Laurel Burch's Childhood
Laurel Burch's childhood was not an average one. She had many challenges and obstacles that she had to be overcome in order for her to move forward in her life. Because the early years had pain and discomfort, she built a place in her mind where happiness could be found. This place is expressed in her art work as time passed into adulthood.
Laurel was born on the last day of the year in 1945 in the San Fernando Valley of California. At the early age of 7 she was diagnosed with osteopetrosis. This is a rare and debilitating bone disease that she had to deal with until her death. In her life time she had over 100 bones that would break, but she never lost her spirit or joy for life.
The early years had Laurel Burch visiting the hospital and clinics often. It was in these times being restricted to a bed that she came up with the images that the world would now love and appreciate. She has always had a giving spirit that was evident from early on. While in the hospital bed she would write and tell stories to the other children that were also there recovering from a variety of illness. This sharing brought joy to others, which is something Laurel Burch instinctively did. For a few special friends she met there, she even made small gifts for them from the material she had available to her. In her creations she would use bright cheerful colors that would eventually become her trademark.
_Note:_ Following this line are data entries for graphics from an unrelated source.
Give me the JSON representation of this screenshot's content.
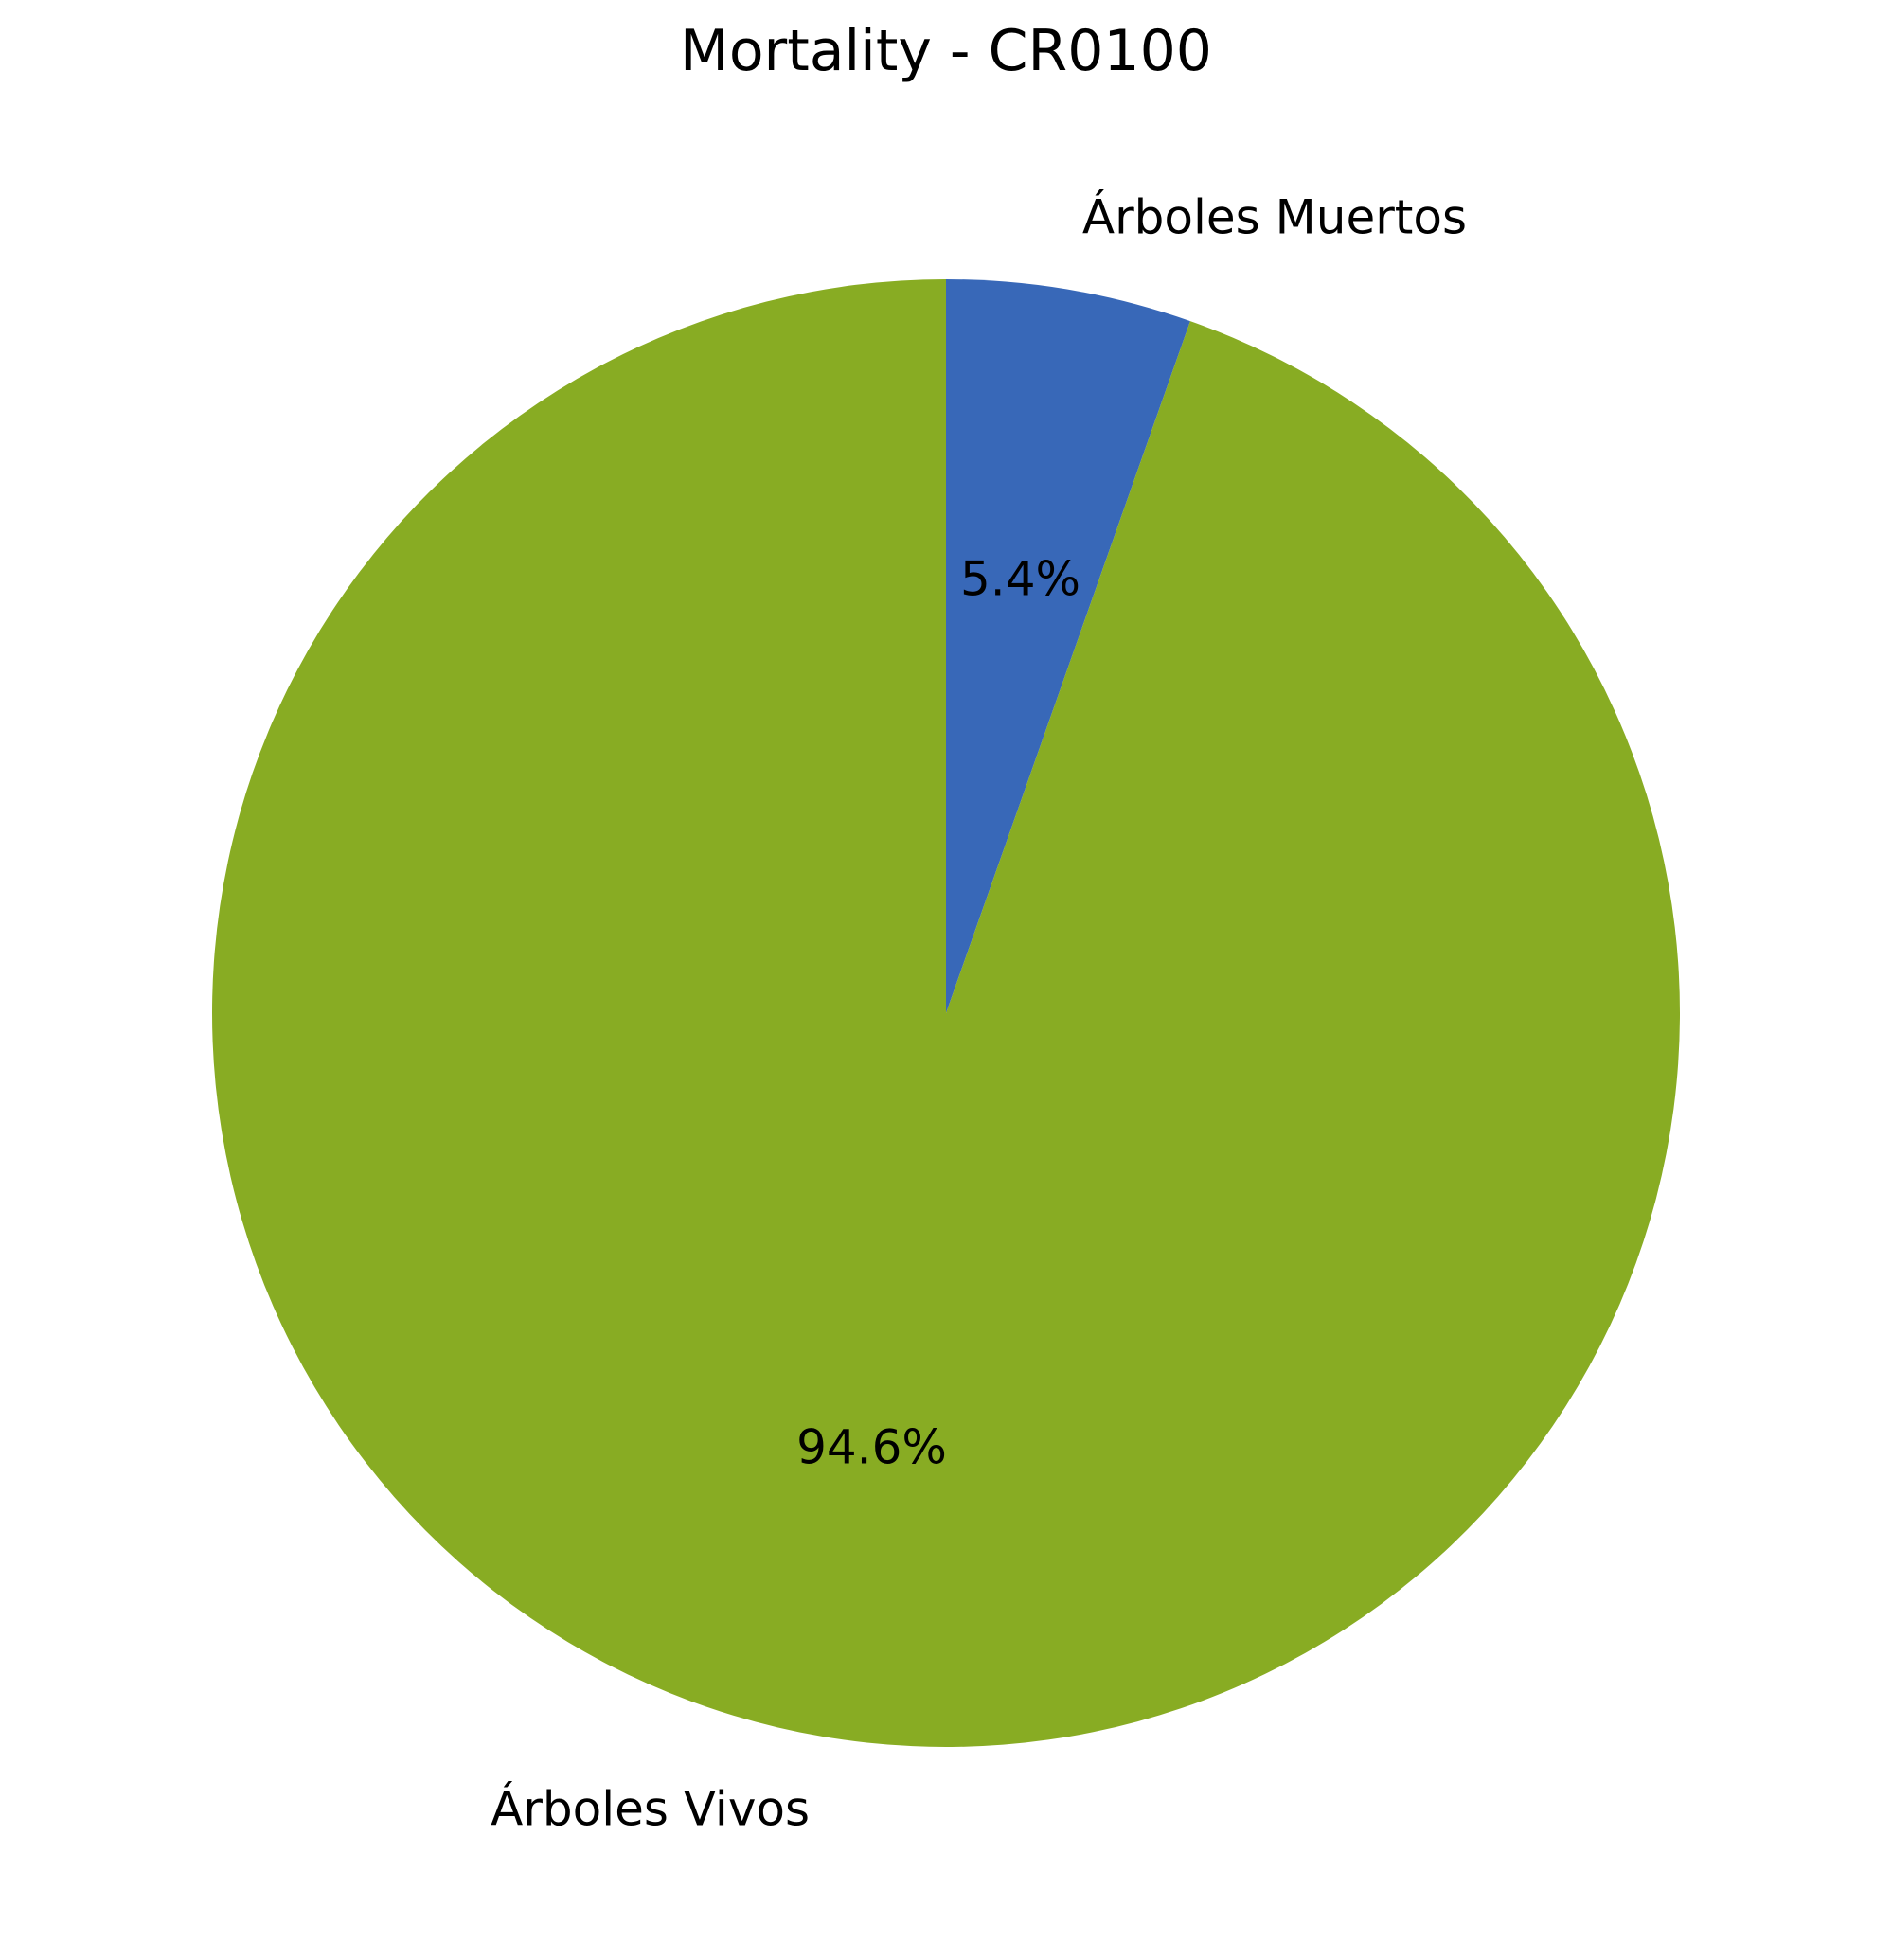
{
  "chart_data": {
    "type": "pie",
    "title": "Mortality - CR0100",
    "start_angle": 90,
    "direction": "clockwise",
    "slices": [
      {
        "label": "Árboles Muertos",
        "value": 5.4,
        "pct_label": "5.4%",
        "color": "#3868b8"
      },
      {
        "label": "Árboles Vivos",
        "value": 94.6,
        "pct_label": "94.6%",
        "color": "#88ac23"
      }
    ]
  }
}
Her home life in those early years was not a happy one. Her parents would separate and by the age of 14, Laurel had decided it was time for her to venture out into the world alone. She left with all of her worldly belongings which only consisted of a paper bag and a few cloths.
Laurel knew she would have to find work in order to eat. Because of her illness, hard labor was out of the question so she took odd jobs of cleaning houses, babysitting and cooking in exchange for food and a place to stay out of the weather. In her travels to find her place in life she went in a northerly direction. Eventual she ended up in San Francisco. Along the way north, she would stop and pick up old coins, buttons, bits of wire and other discarded items she would see in the roads. Since she had no money, she would fashion these items into jewelry using an old frying pan and hammer to flatten the metal of her creations.
Laurel Burch had a natural gift to be able to take what was in her environment and turn it into something that would bring joy and happiness to those that would see it. This is how she began making jewelry. What she was not prepared for was that others admired her creations to a great extent. In the early years of her career as an artist, she would give her creations away to those that appreciated them. This was in the true spirit of a 60s flower child of which Laurel Burch was.